I approached a group of Clinton supporters sitting at the bar to pinpoint, exactly, the foundation of their emotions. Almost unanimously they agreed that if Florida and Michigan weren't seated in their entirety, they would never vote for Obama.
As women, were they comfortable with a candidate like John McCain who could potentially overturn Roe v. Wade?
"Oh don't pull that argument," said Valerie Duhaime of Florida. "Obama did not support a filibuster of [Supreme Court Justice Samuel] Alito and he was for [Chief Justice] John Roberts before he was against him."
Within the pub's confines, Obama was not the only persona non grata. The media, too, occupied a dark place in the crowd's heart. The group at the bar went through a litany of websites that they no longer read -- including the Huffington Post. "I only watch the BBC," said Duhaime. "We are outsourcing the fourth estate."

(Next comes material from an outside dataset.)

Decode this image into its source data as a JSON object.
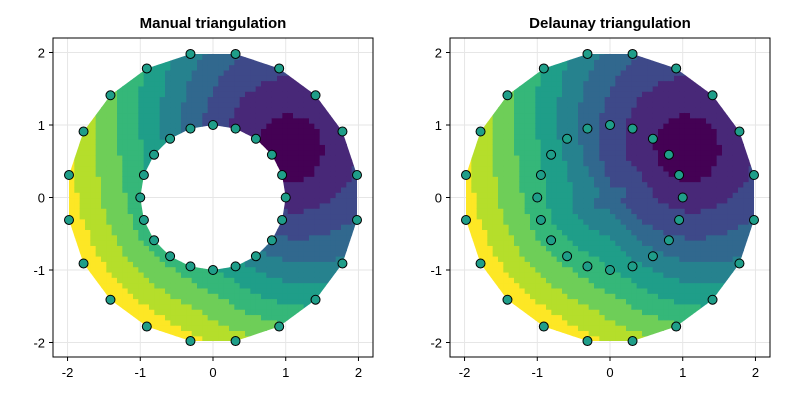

Shortly after revealing my publication, I was turned away. No worries, my lunch, a Reuben sandwich, had arrived. I pulled up my chair to the table and sat down to eat. Minutes later a chant began around me.
"HuffPost sucks! HuffPost sucks!" and later, "Fox News, fair and balanced! Fox News, fair and balanced!"
Update: As caught by Firedoglake, late in the day an angry Clinton supporter was escorted from the building after she went on a tirade blasting Barack Obama, a racial double standard, and the Democratic Party. "I'm no second class citizen," she declares, "and god damn the Democrats."